In preparation for their season's opening, the fish boats begin to load their gear. The occasional shout or command can be heard, however the ones that are making all of the noise are usually the new deckhands. Seasoned crewmembers are efficient and economical with their words and for the most part, a whole lot of work gets accomplished on the commercial boats by keeping the communication at a conversation level.

When I worked as mate on the 160-foot Zodiac, I trained my deckhands to watch for hand signals. All commands when we came into dock were silent. If the captain was bringing her in, I would station myself midship and relay the critical information he needed by our standardized hand signals. This practice allowed the captain to concentrate on his job and the rest of my crew to remain alert--using their eyes and ears instead of their mouths. Dock lines could be tossed ashore with just a nod instead of shouts, the winch operator knew when to power down on the bowline with just a finger gesture and knew when to make it fast by watching for the helmsman's crossed fists above his head. Smoothly run, safely operated. Classy.

On a vessel the size of Zodiac, it's fairly important that orders are given to and by a few select officers. I don't mind saying that it's pretty damn impressive to watch a 200-ton tall ship slide into her slip (in reverse), without a word from her crew.
... Aesthetics.

Don't get me wrong, it can be amusing to sit at anchor with a drink in our hands and watch the calamity that often ensues as boats arrive to anchor. That is to say, sometimes it is amusing, other times it is just downright annoying--or worse, frightening. I've witnessed some pretty abusive relationships on boats coming into dock or getting their hook down. It upsets me as a fellow boater and as a person who has trained sailors. And it doesn't have to be that way.

Some boaters use the wireless headsets when maneuvering in close quarters or anchoring. These hands-free devices work pretty effectively, and definitely cut out the noise. There's no denying that they lend an air of professionalism to a ship's crew. However I've been in the Ballard locks (of all places) and watched what happens when headsets crap out: frantic family members start screaming out of sheer desperation. 
I believe that devising your own set of hand signals--and becoming comfortable using them, is the most practical method. Add on the electronics afterward, but you can always rely on the old-school method should batteries die or earpieces fall into the drink.

The ultimate answer might lie in the hands of instructors. If novice boaters learn the right way to communicate--and the reasons for doing so from the very start, the problem may weed itself out eventually. There's a lot to be said for peer pressure. After all, nobody wants to be *THAT* boat...  

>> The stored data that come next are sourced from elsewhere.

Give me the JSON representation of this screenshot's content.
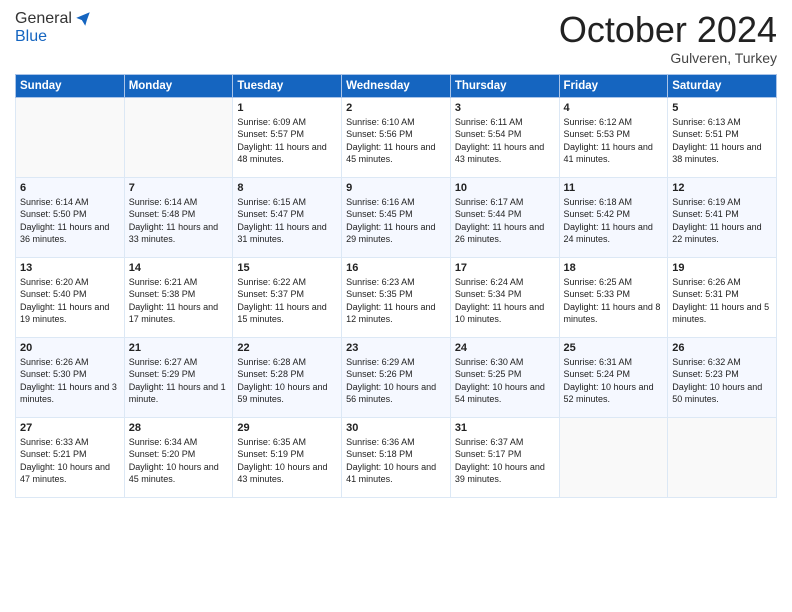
{
  "header": {
    "logo_general": "General",
    "logo_blue": "Blue",
    "month_title": "October 2024",
    "location": "Gulveren, Turkey"
  },
  "calendar": {
    "days_of_week": [
      "Sunday",
      "Monday",
      "Tuesday",
      "Wednesday",
      "Thursday",
      "Friday",
      "Saturday"
    ],
    "weeks": [
      [
        {
          "day": "",
          "info": ""
        },
        {
          "day": "",
          "info": ""
        },
        {
          "day": "1",
          "info": "Sunrise: 6:09 AM\nSunset: 5:57 PM\nDaylight: 11 hours and 48 minutes."
        },
        {
          "day": "2",
          "info": "Sunrise: 6:10 AM\nSunset: 5:56 PM\nDaylight: 11 hours and 45 minutes."
        },
        {
          "day": "3",
          "info": "Sunrise: 6:11 AM\nSunset: 5:54 PM\nDaylight: 11 hours and 43 minutes."
        },
        {
          "day": "4",
          "info": "Sunrise: 6:12 AM\nSunset: 5:53 PM\nDaylight: 11 hours and 41 minutes."
        },
        {
          "day": "5",
          "info": "Sunrise: 6:13 AM\nSunset: 5:51 PM\nDaylight: 11 hours and 38 minutes."
        }
      ],
      [
        {
          "day": "6",
          "info": "Sunrise: 6:14 AM\nSunset: 5:50 PM\nDaylight: 11 hours and 36 minutes."
        },
        {
          "day": "7",
          "info": "Sunrise: 6:14 AM\nSunset: 5:48 PM\nDaylight: 11 hours and 33 minutes."
        },
        {
          "day": "8",
          "info": "Sunrise: 6:15 AM\nSunset: 5:47 PM\nDaylight: 11 hours and 31 minutes."
        },
        {
          "day": "9",
          "info": "Sunrise: 6:16 AM\nSunset: 5:45 PM\nDaylight: 11 hours and 29 minutes."
        },
        {
          "day": "10",
          "info": "Sunrise: 6:17 AM\nSunset: 5:44 PM\nDaylight: 11 hours and 26 minutes."
        },
        {
          "day": "11",
          "info": "Sunrise: 6:18 AM\nSunset: 5:42 PM\nDaylight: 11 hours and 24 minutes."
        },
        {
          "day": "12",
          "info": "Sunrise: 6:19 AM\nSunset: 5:41 PM\nDaylight: 11 hours and 22 minutes."
        }
      ],
      [
        {
          "day": "13",
          "info": "Sunrise: 6:20 AM\nSunset: 5:40 PM\nDaylight: 11 hours and 19 minutes."
        },
        {
          "day": "14",
          "info": "Sunrise: 6:21 AM\nSunset: 5:38 PM\nDaylight: 11 hours and 17 minutes."
        },
        {
          "day": "15",
          "info": "Sunrise: 6:22 AM\nSunset: 5:37 PM\nDaylight: 11 hours and 15 minutes."
        },
        {
          "day": "16",
          "info": "Sunrise: 6:23 AM\nSunset: 5:35 PM\nDaylight: 11 hours and 12 minutes."
        },
        {
          "day": "17",
          "info": "Sunrise: 6:24 AM\nSunset: 5:34 PM\nDaylight: 11 hours and 10 minutes."
        },
        {
          "day": "18",
          "info": "Sunrise: 6:25 AM\nSunset: 5:33 PM\nDaylight: 11 hours and 8 minutes."
        },
        {
          "day": "19",
          "info": "Sunrise: 6:26 AM\nSunset: 5:31 PM\nDaylight: 11 hours and 5 minutes."
        }
      ],
      [
        {
          "day": "20",
          "info": "Sunrise: 6:26 AM\nSunset: 5:30 PM\nDaylight: 11 hours and 3 minutes."
        },
        {
          "day": "21",
          "info": "Sunrise: 6:27 AM\nSunset: 5:29 PM\nDaylight: 11 hours and 1 minute."
        },
        {
          "day": "22",
          "info": "Sunrise: 6:28 AM\nSunset: 5:28 PM\nDaylight: 10 hours and 59 minutes."
        },
        {
          "day": "23",
          "info": "Sunrise: 6:29 AM\nSunset: 5:26 PM\nDaylight: 10 hours and 56 minutes."
        },
        {
          "day": "24",
          "info": "Sunrise: 6:30 AM\nSunset: 5:25 PM\nDaylight: 10 hours and 54 minutes."
        },
        {
          "day": "25",
          "info": "Sunrise: 6:31 AM\nSunset: 5:24 PM\nDaylight: 10 hours and 52 minutes."
        },
        {
          "day": "26",
          "info": "Sunrise: 6:32 AM\nSunset: 5:23 PM\nDaylight: 10 hours and 50 minutes."
        }
      ],
      [
        {
          "day": "27",
          "info": "Sunrise: 6:33 AM\nSunset: 5:21 PM\nDaylight: 10 hours and 47 minutes."
        },
        {
          "day": "28",
          "info": "Sunrise: 6:34 AM\nSunset: 5:20 PM\nDaylight: 10 hours and 45 minutes."
        },
        {
          "day": "29",
          "info": "Sunrise: 6:35 AM\nSunset: 5:19 PM\nDaylight: 10 hours and 43 minutes."
        },
        {
          "day": "30",
          "info": "Sunrise: 6:36 AM\nSunset: 5:18 PM\nDaylight: 10 hours and 41 minutes."
        },
        {
          "day": "31",
          "info": "Sunrise: 6:37 AM\nSunset: 5:17 PM\nDaylight: 10 hours and 39 minutes."
        },
        {
          "day": "",
          "info": ""
        },
        {
          "day": "",
          "info": ""
        }
      ]
    ]
  }
}
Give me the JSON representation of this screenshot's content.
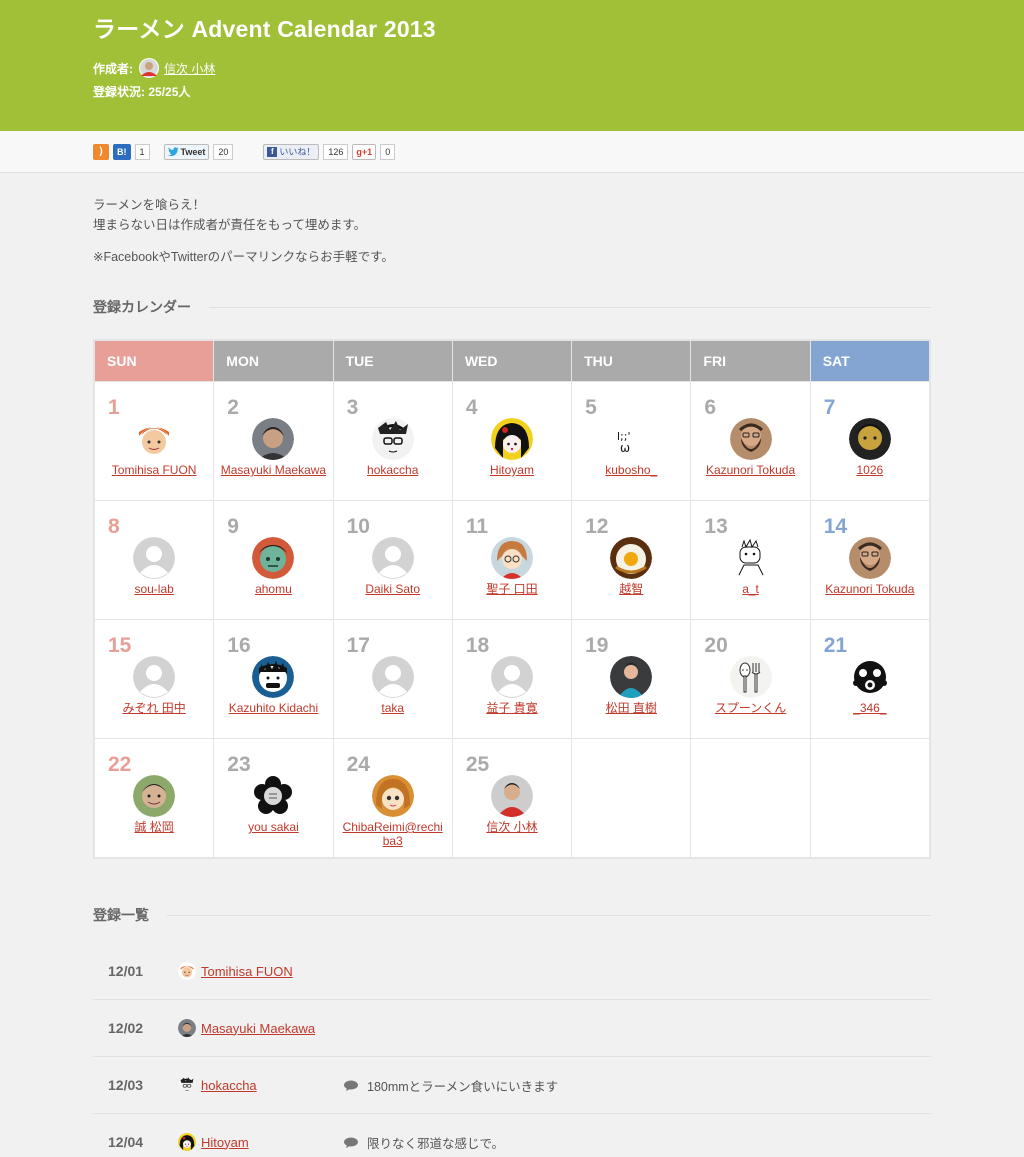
{
  "header": {
    "title": "ラーメン Advent Calendar 2013",
    "author_label": "作成者:",
    "author_name": "信次 小林",
    "status_label": "登録状況:",
    "status_value": "25/25人"
  },
  "sharebar": {
    "hatena_label": "B!",
    "hatena_count": "1",
    "tweet_label": "Tweet",
    "tweet_count": "20",
    "fb_label": "いいね！",
    "fb_count": "126",
    "gplus_label": "g+1",
    "gplus_count": "0"
  },
  "intro": {
    "line1": "ラーメンを喰らえ！",
    "line2": "埋まらない日は作成者が責任をもって埋めます。",
    "line3": "※FacebookやTwitterのパーマリンクならお手軽です。"
  },
  "calendar_title": "登録カレンダー",
  "weekdays": [
    "SUN",
    "MON",
    "TUE",
    "WED",
    "THU",
    "FRI",
    "SAT"
  ],
  "weeks": [
    [
      {
        "day": "1",
        "name": "Tomihisa FUON",
        "avatar": "orange-hair"
      },
      {
        "day": "2",
        "name": "Masayuki Maekawa",
        "avatar": "dark-hair"
      },
      {
        "day": "3",
        "name": "hokaccha",
        "avatar": "glasses-sketch"
      },
      {
        "day": "4",
        "name": "Hitoyam",
        "avatar": "doll"
      },
      {
        "day": "5",
        "name": "kubosho_",
        "avatar": "text-face"
      },
      {
        "day": "6",
        "name": "Kazunori Tokuda",
        "avatar": "beard"
      },
      {
        "day": "7",
        "name": "1026",
        "avatar": "dark-face"
      }
    ],
    [
      {
        "day": "8",
        "name": "sou-lab",
        "avatar": "default"
      },
      {
        "day": "9",
        "name": "ahomu",
        "avatar": "green-face"
      },
      {
        "day": "10",
        "name": "Daiki Sato",
        "avatar": "default"
      },
      {
        "day": "11",
        "name": "聖子 口田",
        "avatar": "illustrated-girl"
      },
      {
        "day": "12",
        "name": "越智",
        "avatar": "egg"
      },
      {
        "day": "13",
        "name": "a_t",
        "avatar": "line-sketch"
      },
      {
        "day": "14",
        "name": "Kazunori Tokuda",
        "avatar": "beard"
      }
    ],
    [
      {
        "day": "15",
        "name": "みぞれ 田中",
        "avatar": "default"
      },
      {
        "day": "16",
        "name": "Kazuhito Kidachi",
        "avatar": "blue-cartoon"
      },
      {
        "day": "17",
        "name": "taka",
        "avatar": "default"
      },
      {
        "day": "18",
        "name": "益子 貴寛",
        "avatar": "default"
      },
      {
        "day": "19",
        "name": "松田 直樹",
        "avatar": "person-photo"
      },
      {
        "day": "20",
        "name": "スプーンくん",
        "avatar": "spoon"
      },
      {
        "day": "21",
        "name": "_346_",
        "avatar": "gas-mask"
      }
    ],
    [
      {
        "day": "22",
        "name": "誠 松岡",
        "avatar": "child-photo"
      },
      {
        "day": "23",
        "name": "you sakai",
        "avatar": "black-flower"
      },
      {
        "day": "24",
        "name": "ChibaReimi@rechiba3",
        "avatar": "cartoon-woman"
      },
      {
        "day": "25",
        "name": "信次 小林",
        "avatar": "red-shirt"
      },
      null,
      null,
      null
    ]
  ],
  "list_title": "登録一覧",
  "entries": [
    {
      "date": "12/01",
      "name": "Tomihisa FUON",
      "avatar": "orange-hair",
      "comment": ""
    },
    {
      "date": "12/02",
      "name": "Masayuki Maekawa",
      "avatar": "dark-hair",
      "comment": ""
    },
    {
      "date": "12/03",
      "name": "hokaccha",
      "avatar": "glasses-sketch",
      "comment": "180mmとラーメン食いにいきます"
    },
    {
      "date": "12/04",
      "name": "Hitoyam",
      "avatar": "doll",
      "comment": "限りなく邪道な感じで。"
    }
  ]
}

Anyway, as the cruising season progresses, I'm going to try and remember to give credit to those who practice proper etiquette and display the kind of manners that I wish everybody did. I can't really change others behavior, but I'm going to certainly give props to those around us who demonstrate good seamanship.

              I just wish the damn seagulls would get the hint.    
~ Chris



  1. The risk of sounding like a judgemental snob was achieved.

  2. I know, right? It's like a super power.

  3. I totally understand where you're coming from. I'm reading Joshua Slocum's Sailing Around the World Alone now, and it's interesting how boating of that era had an aura of reverence and a certain etiquette.

  4. Thanks God we are not living in the old world. Where people had no luxuries and the life was miserable.